Implementing efficient energy tax systems is highly challenging, especially because of resistance to higher energy prices. However, having some sense of the direction in which policy should ideally be headed from an economic perspective is very useful. It provides a benchmark against which other, perhaps politically easier, options can be judged, giving policymakers a better sense of the trade-offs they face, for example, in the environmental effectiveness and the revenue from well-designed tax reforms versus the weaker environmental effectiveness and lack of revenue from regulatory approaches. Moreover, the efficient scale of other, nonfiscal instruments, such as standards for energy efficiency and renewables, might be evaluated by comparing the incremental costs they impose per ton of emissions with the environmental damages per ton estimates here.
The hope is that this book will help countries move forward with policy reforms, as well as stimulate further analytical work and the data collection needed to improve the accuracy of country-by-country damage assessments, all of which promote more informed policy decisions.

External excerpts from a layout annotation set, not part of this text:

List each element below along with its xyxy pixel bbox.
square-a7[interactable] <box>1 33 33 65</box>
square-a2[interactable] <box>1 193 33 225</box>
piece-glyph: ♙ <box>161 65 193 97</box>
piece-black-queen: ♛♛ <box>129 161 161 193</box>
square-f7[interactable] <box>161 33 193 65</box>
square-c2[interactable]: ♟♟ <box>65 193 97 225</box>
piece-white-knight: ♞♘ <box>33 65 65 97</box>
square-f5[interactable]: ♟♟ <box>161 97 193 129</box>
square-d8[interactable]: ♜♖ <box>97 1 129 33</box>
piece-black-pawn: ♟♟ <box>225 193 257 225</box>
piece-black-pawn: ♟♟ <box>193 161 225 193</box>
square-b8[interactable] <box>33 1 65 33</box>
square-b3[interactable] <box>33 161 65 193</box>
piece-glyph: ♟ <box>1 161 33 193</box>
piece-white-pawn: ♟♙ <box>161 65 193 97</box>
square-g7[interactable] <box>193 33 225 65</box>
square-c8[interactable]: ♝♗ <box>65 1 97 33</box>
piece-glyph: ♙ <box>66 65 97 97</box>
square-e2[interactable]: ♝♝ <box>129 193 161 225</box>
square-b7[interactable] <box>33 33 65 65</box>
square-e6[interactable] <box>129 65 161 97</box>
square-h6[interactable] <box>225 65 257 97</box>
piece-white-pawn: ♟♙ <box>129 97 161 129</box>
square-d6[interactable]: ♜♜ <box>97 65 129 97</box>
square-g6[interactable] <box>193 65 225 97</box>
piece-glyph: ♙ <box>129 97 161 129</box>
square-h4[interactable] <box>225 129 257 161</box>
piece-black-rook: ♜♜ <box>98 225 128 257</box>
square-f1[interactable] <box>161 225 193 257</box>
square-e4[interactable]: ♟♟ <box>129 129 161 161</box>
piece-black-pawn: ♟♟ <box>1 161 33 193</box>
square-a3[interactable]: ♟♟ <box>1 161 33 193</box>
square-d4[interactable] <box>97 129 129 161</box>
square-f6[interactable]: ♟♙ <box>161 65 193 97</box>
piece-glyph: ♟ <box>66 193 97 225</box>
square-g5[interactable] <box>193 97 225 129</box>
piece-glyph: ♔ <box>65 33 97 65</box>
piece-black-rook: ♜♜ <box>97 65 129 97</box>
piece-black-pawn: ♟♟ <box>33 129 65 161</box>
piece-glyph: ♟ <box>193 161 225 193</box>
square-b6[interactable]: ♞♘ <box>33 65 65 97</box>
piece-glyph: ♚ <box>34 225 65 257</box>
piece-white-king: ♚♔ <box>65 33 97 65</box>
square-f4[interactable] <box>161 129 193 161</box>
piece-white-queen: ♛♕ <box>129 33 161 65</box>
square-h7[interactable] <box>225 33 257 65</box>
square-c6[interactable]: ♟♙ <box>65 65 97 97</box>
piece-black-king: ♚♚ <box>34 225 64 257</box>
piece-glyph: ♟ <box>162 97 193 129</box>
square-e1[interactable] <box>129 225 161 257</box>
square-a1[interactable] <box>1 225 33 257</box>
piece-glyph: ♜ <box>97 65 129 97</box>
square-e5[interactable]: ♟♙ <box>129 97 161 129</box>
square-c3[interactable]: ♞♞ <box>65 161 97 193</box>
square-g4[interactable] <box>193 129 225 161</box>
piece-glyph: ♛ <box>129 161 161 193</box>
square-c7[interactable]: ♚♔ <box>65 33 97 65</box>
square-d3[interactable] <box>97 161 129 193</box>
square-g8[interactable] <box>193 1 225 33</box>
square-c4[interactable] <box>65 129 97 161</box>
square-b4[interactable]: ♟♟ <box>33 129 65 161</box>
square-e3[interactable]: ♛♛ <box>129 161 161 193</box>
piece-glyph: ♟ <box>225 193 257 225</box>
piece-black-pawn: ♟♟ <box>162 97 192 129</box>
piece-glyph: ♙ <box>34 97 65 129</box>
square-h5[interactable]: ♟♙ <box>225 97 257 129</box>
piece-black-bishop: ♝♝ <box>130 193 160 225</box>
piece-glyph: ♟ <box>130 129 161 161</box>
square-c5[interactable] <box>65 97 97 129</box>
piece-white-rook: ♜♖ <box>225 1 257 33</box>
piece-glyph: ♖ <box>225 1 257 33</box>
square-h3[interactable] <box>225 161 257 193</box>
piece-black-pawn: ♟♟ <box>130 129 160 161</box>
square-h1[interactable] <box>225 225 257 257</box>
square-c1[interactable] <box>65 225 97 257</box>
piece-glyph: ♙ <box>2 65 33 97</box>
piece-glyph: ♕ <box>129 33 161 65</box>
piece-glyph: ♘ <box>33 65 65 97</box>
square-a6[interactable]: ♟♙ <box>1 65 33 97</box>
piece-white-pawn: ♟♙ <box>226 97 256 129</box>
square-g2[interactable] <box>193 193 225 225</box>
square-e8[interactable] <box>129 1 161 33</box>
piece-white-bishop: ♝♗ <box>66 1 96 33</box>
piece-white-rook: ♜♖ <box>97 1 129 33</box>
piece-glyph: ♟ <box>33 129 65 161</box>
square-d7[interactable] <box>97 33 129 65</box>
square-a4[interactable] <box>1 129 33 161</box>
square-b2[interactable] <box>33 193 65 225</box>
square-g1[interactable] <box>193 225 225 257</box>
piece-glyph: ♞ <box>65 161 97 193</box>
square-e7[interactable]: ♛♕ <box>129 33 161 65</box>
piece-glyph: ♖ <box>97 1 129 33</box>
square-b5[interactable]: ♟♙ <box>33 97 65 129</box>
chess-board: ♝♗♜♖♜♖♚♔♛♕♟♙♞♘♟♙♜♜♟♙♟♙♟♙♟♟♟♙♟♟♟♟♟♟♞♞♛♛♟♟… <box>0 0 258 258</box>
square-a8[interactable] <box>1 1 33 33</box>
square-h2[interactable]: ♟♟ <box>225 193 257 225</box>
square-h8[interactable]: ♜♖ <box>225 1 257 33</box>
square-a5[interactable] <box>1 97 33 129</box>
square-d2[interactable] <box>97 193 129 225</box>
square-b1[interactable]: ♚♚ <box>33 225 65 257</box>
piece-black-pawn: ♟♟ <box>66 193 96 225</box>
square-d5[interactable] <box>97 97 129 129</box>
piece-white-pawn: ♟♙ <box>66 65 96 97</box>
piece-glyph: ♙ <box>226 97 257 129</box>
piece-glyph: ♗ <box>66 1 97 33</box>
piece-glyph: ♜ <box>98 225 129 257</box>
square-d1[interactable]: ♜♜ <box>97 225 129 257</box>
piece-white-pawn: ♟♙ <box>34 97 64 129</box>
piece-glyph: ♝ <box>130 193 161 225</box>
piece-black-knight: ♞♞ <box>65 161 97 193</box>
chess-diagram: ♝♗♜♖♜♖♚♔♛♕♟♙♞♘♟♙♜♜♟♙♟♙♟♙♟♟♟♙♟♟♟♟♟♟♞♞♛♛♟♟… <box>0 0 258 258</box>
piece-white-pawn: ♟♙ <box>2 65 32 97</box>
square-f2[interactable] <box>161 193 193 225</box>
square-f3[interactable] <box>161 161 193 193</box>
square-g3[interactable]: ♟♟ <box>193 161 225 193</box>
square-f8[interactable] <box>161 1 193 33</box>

The findings suggest large and pervasive disparities between efficient fuel taxes and current practice in developed and developing countries alike—with much at stake for health, environmental, and fiscal outcomes. There is much to be done in getting energy prices right; the aim of this volume is to provide the tools and evidence to help achieve this in practice.
For example, the Intergovernmental Panel on Climate Change on climate impacts, and the Global Burden of Disease project, the International Institute for Applied Systems Analysis, and the Climate and Clean Air Coalition on air pollution damage.